Anyone, including the hon. Gentleman, who has seen our regulations and our guidance knows that their tenor and terms are designed to ensure exactly the opposite. The same questions are asked of everyone regardless of race, accent, name or anything else.
We are laying down a clear procedure that avoids the danger described in that leaflet, which existed before the Government acted. It is irresponsible to suggest that the new arrangements, which are designed to reduce the risk of racial discrimination, are causing greater racial discrimination. The campaign is not helpful.
I apologise to the House if I have used, even shortly, the basic arguments put forward in earlier debates about the scheme. They were accepted by a majority in the House. It is a common sense reciprocal arrangement giving some overseas visitors the same treatment that British visitors would expect in civilised countries abroad where one expects to insure and pay for treatment.
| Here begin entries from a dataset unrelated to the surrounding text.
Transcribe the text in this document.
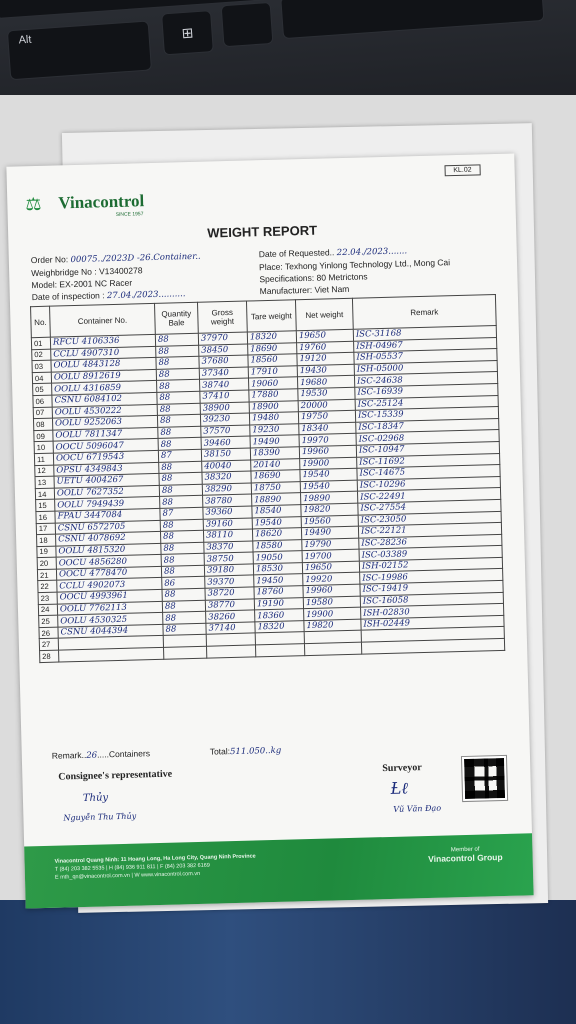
Alt	⊞
KL.02
⚖ Vinacontrol
SINCE 1957
WEIGHT REPORT
Order No: 00075../2023D -26.Container..
Weighbridge No : V13400278
Model: EX-2001 NC Racer
Date of inspection : 27.04./2023..........
Date of Requested.. 22.04./2023.......
Place: Texhong Yinlong Technology Ltd., Mong Cai
Specifications: 80 Metrictons
Manufacturer: Viet Nam
No.	Container No.	Quantity Bale	Gross weight	Tare weight	Net weight	Remark
01	RFCU 4106336	88	37970	18320	19650	ISC-31168
02	CCLU 4907310	88	38450	18690	19760	ISH-04967
03	OOLU 4843128	88	37680	18560	19120	ISH-05537
04	OOLU 8912619	88	37340	17910	19430	ISH-05000
05	OOLU 4316859	88	38740	19060	19680	ISC-24638
06	CSNU 6084102	88	37410	17880	19530	ISC-16939
07	OOLU 4530222	88	38900	18900	20000	ISC-25124
08	OOLU 9252063	88	39230	19480	19750	ISC-15339
09	OOLU 7811347	88	37570	19230	18340	ISC-18347
10	OOCU 5096047	88	39460	19490	19970	ISC-02968
11	OOCU 6719543	87	38150	18390	19960	ISC-10947
12	OPSU 4349843	88	40040	20140	19900	ISC-11692
13	UETU 4004267	88	38320	18690	19540	ISC-14675
14	OOLU 7627352	88	38290	18750	19540	ISC-10296
15	OOLU 7949439	88	38780	18890	19890	ISC-22491
16	FPAU 3447084	87	39360	18540	19820	ISC-27554
17	CSNU 6572705	88	39160	19540	19560	ISC-23050
18	CSNU 4078692	88	38110	18620	19490	ISC-22121
19	OOLU 4815320	88	38370	18580	19790	ISC-28236
20	OOCU 4856280	88	38750	19050	19700	ISC-03389
21	OOCU 4778470	88	39180	18530	19650	ISH-02152
22	CCLU 4902073	86	39370	19450	19920	ISC-19986
23	OOCU 4993961	88	38720	18760	19960	ISC-19419
24	OOLU 7762113	88	38770	19190	19580	ISC-16058
25	OOLU 4530325	88	38260	18360	19900	ISH-02830
26	CSNU 4044394	88	37140	18320	19820	ISH-02449
27						
28						
Remark..26.....Containers	Total:511.050..kg
Consignee's representative
Thủy
Nguyễn Thu Thủy
Surveyor
Ƚℓ
Vũ Văn Đạo
Vinacontrol Quang Ninh: 11 Hoang Long, Ha Long City, Quang Ninh Province
T (84) 203 382 5535 | H (84) 936 911 811 | F (84) 203 382 6169
E mth_qn@vinacontrol.com.vn | W www.vinacontrol.com.vn
Member of
Vinacontrol Group
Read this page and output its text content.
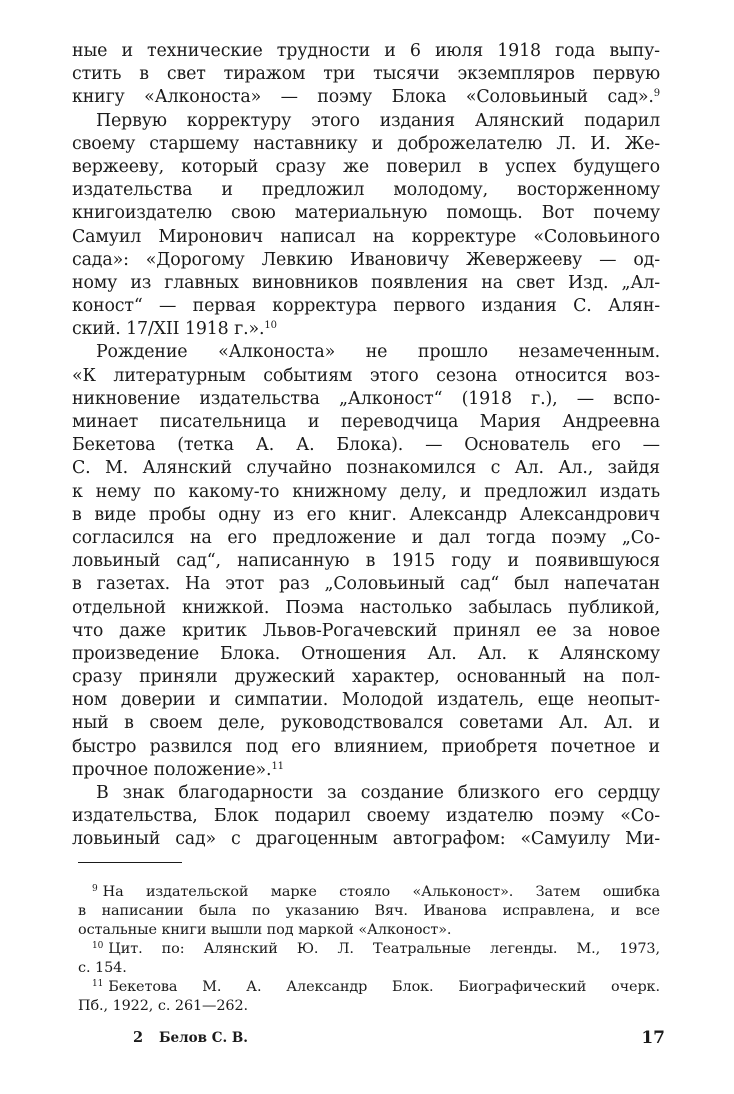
ные и технические трудности и 6 июля 1918 года выпу-
стить в свет тиражом три тысячи экземпляров первую
книгу «Алконоста» — поэму Блока «Соловьиный сад».$^9$
Первую корректуру этого издания Алянский подарил
своему старшему наставнику и доброжелателю Л. И. Же-
вержееву, который сразу же поверил в успех будущего
издательства и предложил молодому, восторженному
книгоиздателю свою материальную помощь. Вот почему
Самуил Миронович написал на корректуре «Соловьиного
сада»: «Дорогому Левкию Ивановичу Жевержееву — од-
ному из главных виновников появления на свет Изд. „Ал-
коност“ — первая корректура первого издания С. Алян-
ский. 17/XII 1918 г.».$^{10}$
Рождение «Алконоста» не прошло незамеченным.
«К литературным событиям этого сезона относится воз-
никновение издательства „Алконост“ (1918 г.), — вспо-
минает писательница и переводчица Мария Андреевна
Бекетова (тетка А. А. Блока). — Основатель его —
С. М. Алянский случайно познакомился с Ал. Ал., зайдя
к нему по какому-то книжному делу, и предложил издать
в виде пробы одну из его книг. Александр Александрович
согласился на его предложение и дал тогда поэму „Со-
ловьиный сад“, написанную в 1915 году и появившуюся
в газетах. На этот раз „Соловьиный сад“ был напечатан
отдельной книжкой. Поэма настолько забылась публикой,
что даже критик Львов-Рогачевский принял ее за новое
произведение Блока. Отношения Ал. Ал. к Алянскому
сразу приняли дружеский характер, основанный на пол-
ном доверии и симпатии. Молодой издатель, еще неопыт-
ный в своем деле, руководствовался советами Ал. Ал. и
быстро развился под его влиянием, приобретя почетное и
прочное положение».$^{11}$
В знак благодарности за создание близкого его сердцу
издательства, Блок подарил своему издателю поэму «Со-
ловьиный сад» с драгоценным автографом: «Самуилу Ми-
$^9$ На издательской марке стояло «Альконост». Затем ошибка
в написании была по указанию Вяч. Иванова исправлена, и все
остальные книги вышли под маркой «Алконост».
$^{10}$ Цит. по: Алянский Ю. Л. Театральные легенды. М., 1973,
с. 154.
$^{11}$ Бекетова М. А. Александр Блок. Биографический очерк.
Пб., 1922, с. 261—262.
2 Белов С. В.	17
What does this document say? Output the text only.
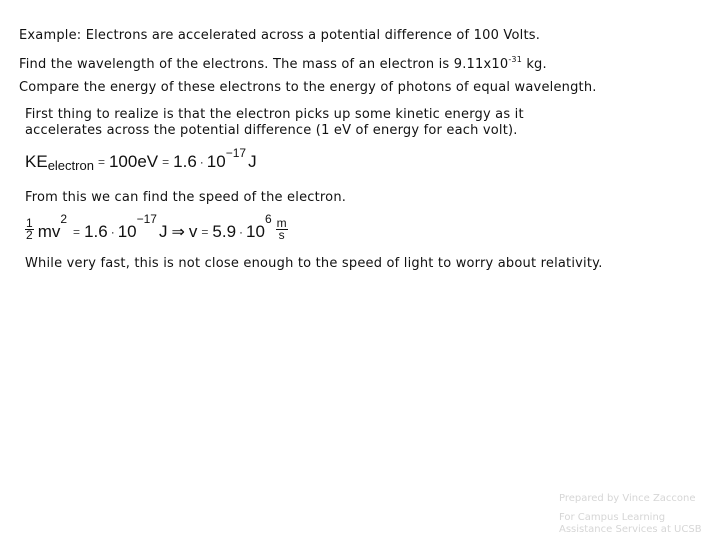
Example: Electrons are accelerated across a potential difference of 100 Volts.

Find the wavelength of the electrons. The mass of an electron is $9.11x10^{-31}$ kg.

Compare the energy of these electrons to the energy of photons of equal wavelength.

First thing to realize is that the electron picks up some kinetic energy as it accelerates across the potential difference (1 eV of energy for each volt).

KE electron = 100eV = 1.6 · 10 −17 J

From this we can find the speed of the electron.

$\frac{1}{2}$ mv
2
= 1.6 · 10
−17
J ⇒ v = 5.9 · 10
$6 \frac{m}{s}$

While very fast, this is not close enough to the speed of light to worry about relativity.

Prepared by Vince Zaccone
For Campus Learning
Assistance Services at UCSB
It is far too soon to have details of how the scheme is working in practice. It would be absurd to make detailed checks at this stage. We shall eventually have figures for the income and we shall monitor carefully any complaints that arise, including those raised by hon. Members.
I believe that a disproportionate amount of fuss is being made about a commonsense improvement to a long-standing legal position on entitlement to Health Service treatment. If it produces a little extra income for the National Health Service we should all agree that it is a good thing because the Health Service can use all the revenue that it obtains.